Мать умыла его сама. Надела ему чистую рубашку. Приготовила праздничное платье — темно-синий костюмчик, отороченный белым, который она скроила из своей старой блузы; костюмчик украшали женские перламутровые пуговицы сердечком. Волосы она расчесала ему мокрой расческой.

Потом поставила перед ним чашку с кофе и дала рогульку буквой «S». Но сегодня ему не хотелось пить кофе. Он сказал, что у него нет аппетита.

Тогда мать сунула ему в руки «Азбуку», грифельную доску и грифель и повела в школу.

Осенний день уже во всей красе сиял над алфёлдским городом. В желтых облаках пыли катились тряские крестьянские телеги. На маленьком мосту гудел паровоз. На рынке продавали в мешках отборную красную паприку и сухие белые бобы.

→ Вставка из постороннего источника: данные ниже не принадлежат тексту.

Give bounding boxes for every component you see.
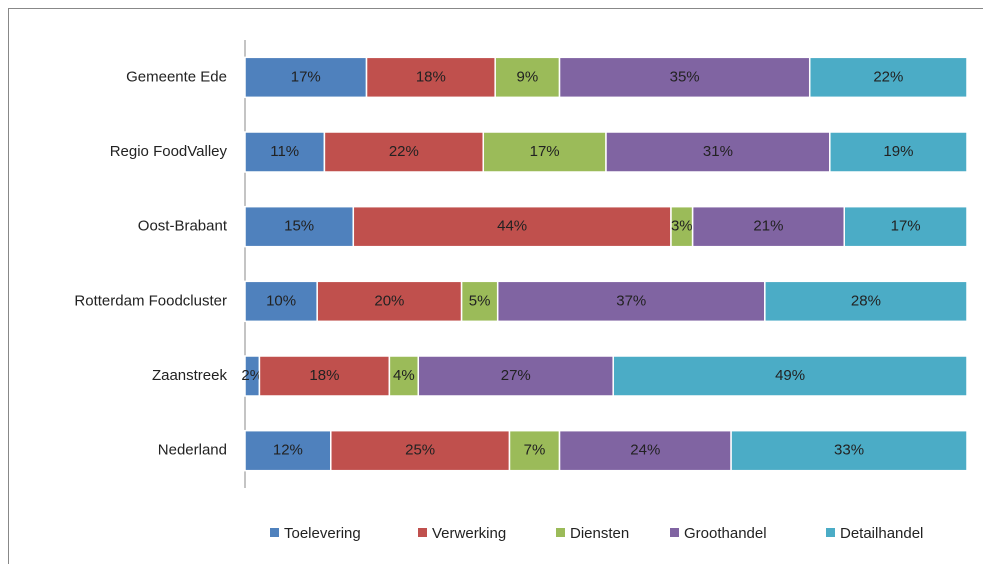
value-label: 31%: [703, 143, 733, 160]
value-label: 44%: [497, 218, 527, 235]
legend-swatch: [670, 528, 679, 537]
bar-segment: [808, 56, 968, 99]
value-label: 3%: [671, 218, 693, 235]
legend-label: Diensten: [570, 525, 629, 542]
bar-segment: [352, 205, 672, 248]
value-label: 7%: [524, 442, 546, 459]
value-label: 28%: [851, 292, 881, 309]
bar-segment: [417, 355, 614, 397]
value-label: 20%: [374, 292, 404, 309]
value-label: 35%: [670, 68, 700, 85]
value-label: 15%: [284, 218, 314, 235]
category-label: Gemeente Ede: [126, 68, 227, 85]
bar-segment: [365, 56, 496, 99]
bar-segment: [244, 205, 355, 248]
value-label: 2%: [241, 367, 263, 384]
bar-segment: [316, 280, 463, 323]
bar-segment: [244, 429, 332, 472]
legend-label: Toelevering: [284, 525, 361, 542]
category-label: Oost-Brabant: [138, 218, 228, 235]
value-label: 37%: [616, 292, 646, 309]
value-label: 12%: [273, 442, 303, 459]
legend-swatch: [826, 528, 835, 537]
value-label: 18%: [416, 68, 446, 85]
value-label: 19%: [883, 143, 913, 160]
bar-segment: [612, 355, 968, 397]
category-label: Regio FoodValley: [110, 143, 228, 160]
bar-segment: [843, 205, 968, 248]
value-label: 11%: [270, 143, 299, 160]
bar-segment: [764, 280, 968, 323]
category-label: Zaanstreek: [152, 367, 228, 384]
legend-label: Detailhandel: [840, 525, 923, 542]
value-label: 5%: [469, 292, 491, 309]
legend-swatch: [270, 528, 279, 537]
bar-segment: [323, 131, 485, 173]
bar-segment: [496, 280, 766, 323]
value-label: 25%: [405, 442, 435, 459]
value-label: 17%: [891, 218, 921, 235]
value-label: 17%: [291, 68, 321, 85]
value-label: 22%: [389, 143, 419, 160]
bar-segment: [605, 131, 831, 173]
bar-segment: [244, 131, 326, 173]
bar-segment: [388, 355, 420, 397]
value-label: 21%: [753, 218, 783, 235]
bar-segment: [258, 355, 391, 397]
chart-border: [8, 8, 983, 564]
value-label: 4%: [393, 367, 415, 384]
legend-label: Groothandel: [684, 525, 767, 542]
value-label: 18%: [309, 367, 339, 384]
value-label: 17%: [530, 143, 560, 160]
legend-label: Verwerking: [432, 525, 506, 542]
legend-swatch: [418, 528, 427, 537]
bar-segment: [829, 131, 968, 173]
value-label: 27%: [501, 367, 531, 384]
legend-swatch: [556, 528, 565, 537]
bar-segment: [558, 429, 732, 472]
value-label: 24%: [630, 442, 660, 459]
value-label: 9%: [517, 68, 539, 85]
bar-segment: [730, 429, 968, 472]
value-label: 10%: [266, 292, 296, 309]
category-label: Nederland: [158, 442, 227, 459]
bar-segment: [330, 429, 511, 472]
bar-segment: [482, 131, 607, 173]
value-label: 33%: [834, 442, 864, 459]
value-label: 49%: [775, 367, 805, 384]
category-label: Rotterdam Foodcluster: [74, 292, 227, 309]
value-label: 22%: [873, 68, 903, 85]
bar-segment: [460, 280, 499, 323]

Корнел сердито семенил рядом с матерью. Он чувствовал себя скованным, смешным, а главное — похожим на девчонку в этом своем «лучшем» наряде, прекрасно зная, что хуже наряда не бывает, что он дешевый и жалкий. Как ему хотелось бы сорвать его, швырнуть наземь, растоптать. Но он знал, что его отец бедный учитель гимназии и на что-нибудь получше у них просто нет денег. Малыш вознаградил себя тем, что за всю дорогу не произнес ни слова.